Руслан и Людмила Эпилог, примечания.


ЭПИЛОГ

Так, мира житель равнодушный,
На лоне праздной тишины
Я славил лирою послушной
Преданья темной старины.
Я пел — и забывал обиды
Слепого счастья и врагов,
Измены ветреной Дориды
И сплетни шумные глупцов.
На крыльях вымысла носимый,
Ум улетал за край земной;
И между тем грозы незримой
Сбиралась туча надо мной!..
Я погибал... Святой хранитель
Первоначальных, бурных дней,
О дружба, нежный утешитель
Болезненной души моей!
Ты умолила непогоду;
Ты сердцу возвратила мир;
Ты сохранила мне свободу,
Кипящей младости кумир!
Забытый светом и молвою,
Далече от брегов Невы,
Теперь я вижу пред собою
Кавказа гордые главы.
Над их вершинами крутыми,
На скате каменных стремнин,
Питаюсь чувствами немыми
И чудной прелестью картин
Природы дикой и угрюмой;
Душа, как прежде, каждый час
Полна томительною думой —
Но огнь поэзии погас.
Ищу напрасно впечатлений:
Она прошла, пора стихов,
Пора любви, веселых снов,
Пора сердечных вдохновений!
Восторгов краткий день протек —
И скрылась от меня навек
Богиня тихих песнопений...

Примечания

  1. По собственному свидетельству Пушкина, поэма «Руслан и Людмила» была начата еще в Лицее. Однако дошедшие до нас черновики поэмы все писаны не ранее 1818 г. Закончена поэма в Петербурге 26 марта 1820 г. Эпилог («Так, мира житель равнодушный») писался на Кавказе 26 июля 1820 г., а вступление («У лукоморья дуб зеленый») уже в Михайловском в 1824—1825 годах, причем в основу положена присказка няни Арины Родионовны, сохранившаяся в записи Пушкина. Отрывки поэмы печатались в журналах «Невский зритель», 1820, март (стихи 295 — 520 первой песни) и «Сын отечества», 1820, №№ XV и XVI (стихи 35 — 465 третьей песни). В «Сыне отечества» поэма называлась «Людмила и Руслан». Отдельным изданием поэма вышла в конце июля или начале августа в отсутствие Пушкина, высланного из Петербурга в мае. Наблюдение за изданием главным образом вел поэт Н. И. Гнедич. Через месяц после выхода в свет поэмы в «Сыне отечества», 1820, № XXXVIII, появились «Прибавления к поэме» (сцена осады Киева и эпилог). Второе издание вышло в конце марта 1828 г. В этом издании имеется предисловие, характеризующее критические отзывы на первое издание (см. «Из ранних редакций»), и вступление. Наиболее рискованные места поэмы были из текста исключены. Последний раз Пушкин напечатал поэму в первом томе сборника «Поэмы и повести», 1835. Здесь был дан текст издания 1828 года, но без предисловия.
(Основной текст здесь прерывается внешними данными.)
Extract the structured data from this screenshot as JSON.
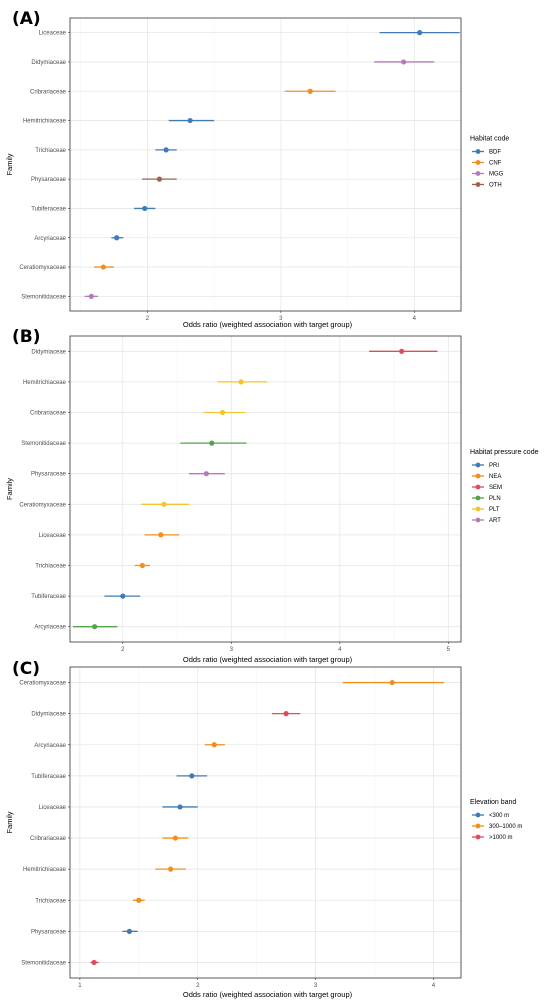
{
  "chart_data": [
    {
      "type": "scatter",
      "panel_label": "(A)",
      "title": "",
      "xlabel": "Odds ratio (weighted association with target group)",
      "ylabel": "Family",
      "xlim": [
        1.45,
        4.32
      ],
      "xticks": [
        2,
        3,
        4
      ],
      "grid": true,
      "legend_title": "Habitat code",
      "legend_position": "right",
      "legend": [
        {
          "code": "BDF",
          "color": "#3f7bb6"
        },
        {
          "code": "CNF",
          "color": "#f28e1c"
        },
        {
          "code": "MGG",
          "color": "#b57bb8"
        },
        {
          "code": "OTH",
          "color": "#a0614a"
        }
      ],
      "points": [
        {
          "family": "Liceaceae",
          "estimate": 4.04,
          "lower": 3.74,
          "upper": 4.34,
          "group": "BDF"
        },
        {
          "family": "Didymiaceae",
          "estimate": 3.92,
          "lower": 3.7,
          "upper": 4.15,
          "group": "MGG"
        },
        {
          "family": "Cribrariaceae",
          "estimate": 3.22,
          "lower": 3.03,
          "upper": 3.41,
          "group": "CNF"
        },
        {
          "family": "Hemitrichiaceae",
          "estimate": 2.32,
          "lower": 2.16,
          "upper": 2.5,
          "group": "BDF"
        },
        {
          "family": "Trichiaceae",
          "estimate": 2.14,
          "lower": 2.06,
          "upper": 2.22,
          "group": "BDF"
        },
        {
          "family": "Physaraceae",
          "estimate": 2.09,
          "lower": 1.96,
          "upper": 2.22,
          "group": "OTH"
        },
        {
          "family": "Tubiferaceae",
          "estimate": 1.98,
          "lower": 1.9,
          "upper": 2.06,
          "group": "BDF"
        },
        {
          "family": "Arcyriaceae",
          "estimate": 1.77,
          "lower": 1.73,
          "upper": 1.82,
          "group": "BDF"
        },
        {
          "family": "Ceratiomyxaceae",
          "estimate": 1.67,
          "lower": 1.6,
          "upper": 1.75,
          "group": "CNF"
        },
        {
          "family": "Stemonitidaceae",
          "estimate": 1.58,
          "lower": 1.53,
          "upper": 1.63,
          "group": "MGG"
        }
      ]
    },
    {
      "type": "scatter",
      "panel_label": "(B)",
      "title": "",
      "xlabel": "Odds ratio (weighted association with target group)",
      "ylabel": "Family",
      "xlim": [
        1.55,
        5.08
      ],
      "xticks": [
        2,
        3,
        4,
        5
      ],
      "grid": true,
      "legend_title": "Habitat pressure code",
      "legend_position": "right",
      "legend": [
        {
          "code": "PRI",
          "color": "#3f7bb6"
        },
        {
          "code": "NEA",
          "color": "#f28e1c"
        },
        {
          "code": "SEM",
          "color": "#e04c57"
        },
        {
          "code": "PLN",
          "color": "#4fa64a"
        },
        {
          "code": "PLT",
          "color": "#f2c42e"
        },
        {
          "code": "ART",
          "color": "#b57bb8"
        }
      ],
      "points": [
        {
          "family": "Didymiaceae",
          "estimate": 4.57,
          "lower": 4.27,
          "upper": 4.9,
          "group": "SEM"
        },
        {
          "family": "Hemitrichiaceae",
          "estimate": 3.09,
          "lower": 2.87,
          "upper": 3.33,
          "group": "PLT"
        },
        {
          "family": "Cribrariaceae",
          "estimate": 2.92,
          "lower": 2.74,
          "upper": 3.13,
          "group": "PLT"
        },
        {
          "family": "Stemonitidaceae",
          "estimate": 2.82,
          "lower": 2.53,
          "upper": 3.14,
          "group": "PLN"
        },
        {
          "family": "Physaraceae",
          "estimate": 2.77,
          "lower": 2.61,
          "upper": 2.94,
          "group": "ART"
        },
        {
          "family": "Ceratiomyxaceae",
          "estimate": 2.38,
          "lower": 2.17,
          "upper": 2.61,
          "group": "PLT"
        },
        {
          "family": "Liceaceae",
          "estimate": 2.35,
          "lower": 2.2,
          "upper": 2.52,
          "group": "NEA"
        },
        {
          "family": "Trichiaceae",
          "estimate": 2.18,
          "lower": 2.11,
          "upper": 2.25,
          "group": "NEA"
        },
        {
          "family": "Tubiferaceae",
          "estimate": 2.0,
          "lower": 1.83,
          "upper": 2.16,
          "group": "PRI"
        },
        {
          "family": "Arcyriaceae",
          "estimate": 1.74,
          "lower": 1.54,
          "upper": 1.95,
          "group": "PLN"
        }
      ]
    },
    {
      "type": "scatter",
      "panel_label": "(C)",
      "title": "",
      "xlabel": "Odds ratio (weighted association with target group)",
      "ylabel": "Family",
      "xlim": [
        0.95,
        4.2
      ],
      "xticks": [
        1,
        2,
        3,
        4
      ],
      "grid": true,
      "legend_title": "Elevation band",
      "legend_position": "right",
      "legend": [
        {
          "code": "<300 m",
          "color": "#3f7bb6"
        },
        {
          "code": "300–1000 m",
          "color": "#f28e1c"
        },
        {
          "code": ">1000 m",
          "color": "#e04c57"
        }
      ],
      "points": [
        {
          "family": "Ceratiomyxaceae",
          "estimate": 3.65,
          "lower": 3.23,
          "upper": 4.09,
          "group": "300–1000 m"
        },
        {
          "family": "Didymiaceae",
          "estimate": 2.75,
          "lower": 2.63,
          "upper": 2.87,
          "group": ">1000 m"
        },
        {
          "family": "Arcyriaceae",
          "estimate": 2.14,
          "lower": 2.06,
          "upper": 2.23,
          "group": "300–1000 m"
        },
        {
          "family": "Tubiferaceae",
          "estimate": 1.95,
          "lower": 1.82,
          "upper": 2.08,
          "group": "<300 m"
        },
        {
          "family": "Liceaceae",
          "estimate": 1.85,
          "lower": 1.7,
          "upper": 2.0,
          "group": "<300 m"
        },
        {
          "family": "Cribrariaceae",
          "estimate": 1.81,
          "lower": 1.7,
          "upper": 1.92,
          "group": "300–1000 m"
        },
        {
          "family": "Hemitrichiaceae",
          "estimate": 1.77,
          "lower": 1.64,
          "upper": 1.9,
          "group": "300–1000 m"
        },
        {
          "family": "Trichiaceae",
          "estimate": 1.5,
          "lower": 1.45,
          "upper": 1.55,
          "group": "300–1000 m"
        },
        {
          "family": "Physaraceae",
          "estimate": 1.42,
          "lower": 1.36,
          "upper": 1.49,
          "group": "<300 m"
        },
        {
          "family": "Stemonitidaceae",
          "estimate": 1.12,
          "lower": 1.09,
          "upper": 1.16,
          "group": ">1000 m"
        }
      ]
    }
  ]
}
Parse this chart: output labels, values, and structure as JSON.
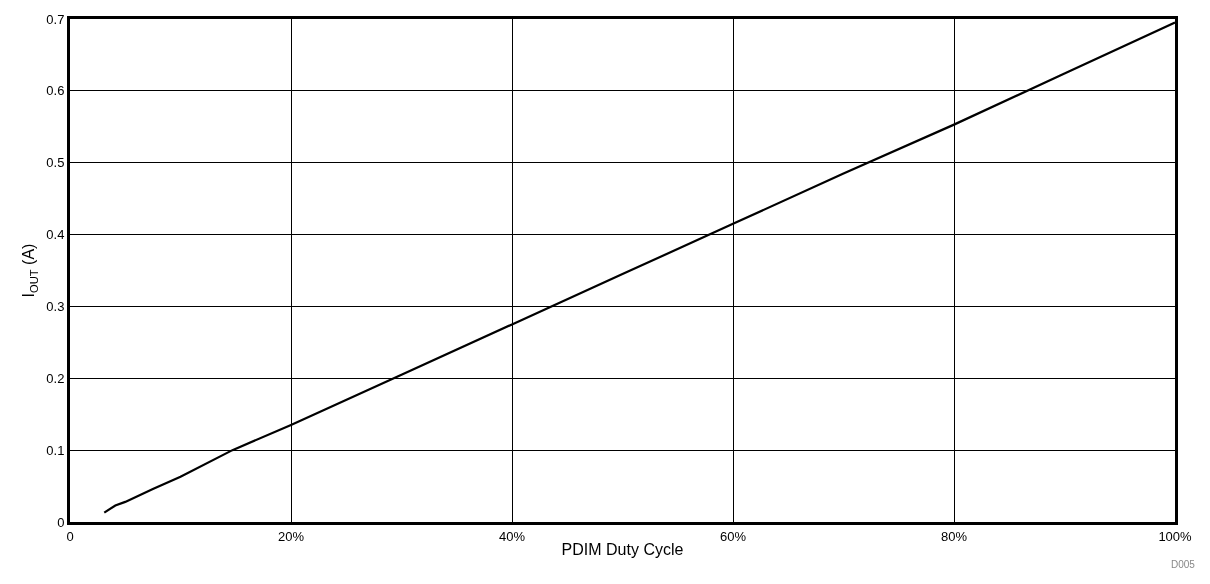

    Сюжет поэмы не имеет прямой основы в русских сказках и былинах. Приключения богатыря ради освобождения красавицы и разработка любовных эпизодов более свойственны западному рыцарскому роману, чем русскому народному эпосу. Однако ряд эпизодов взят из русских сказок: встреча с богатырской головой, шапка-невидимка, живая и мертвая вода и др. Вообще же стиль обработки народных сказочных мотивов в поэме близок к тому, что наблюдается в литературных переделках русских сказок в литературе XVIII века и периода сентиментализма. От подобного понимания народной поэзии Пушкин скоро освободился.

    Некоторые эпизоды основаны на данных «Истории государства Российского» Карамзина. Стихи:

    С друзьями, в гриднице высокой
    Владимир-солнце пировал
    

    связаны со следующими строками Карамзина: «С того времени сей князь (Владимир) всякую неделю угощал в гриднице, или прихожей дворца своего, бояр, гридней» (т. I, гл. IX). Там же историк говорит о богатырях, пировавших у Владимира, среди которых был сильный Рахдай (так же писал Пушкин имя богатыря в черновой редакции). Стих «Мечом раздвинувший пределы» связан с текстом Карамзина «расширил пределы государства на западе». Имя Фарлафа находится среди имен бояр, окружавших Олега (гл. V). Чародейство Финна основано на свидетельстве Карамзина: «Финские чародейства подробно описываются в северных сказках». Обращением к истории объясняется и то, что традиционных былинных врагов — татар Пушкин заменил историческими печенегами. Поэма вызвала споры и многочисленные рецензии в журналах. Их Пушкин характеризовал в предисловии к изданию 1828 г. и в статье 1830 г. «Опровержение на критики» (см. т. VII).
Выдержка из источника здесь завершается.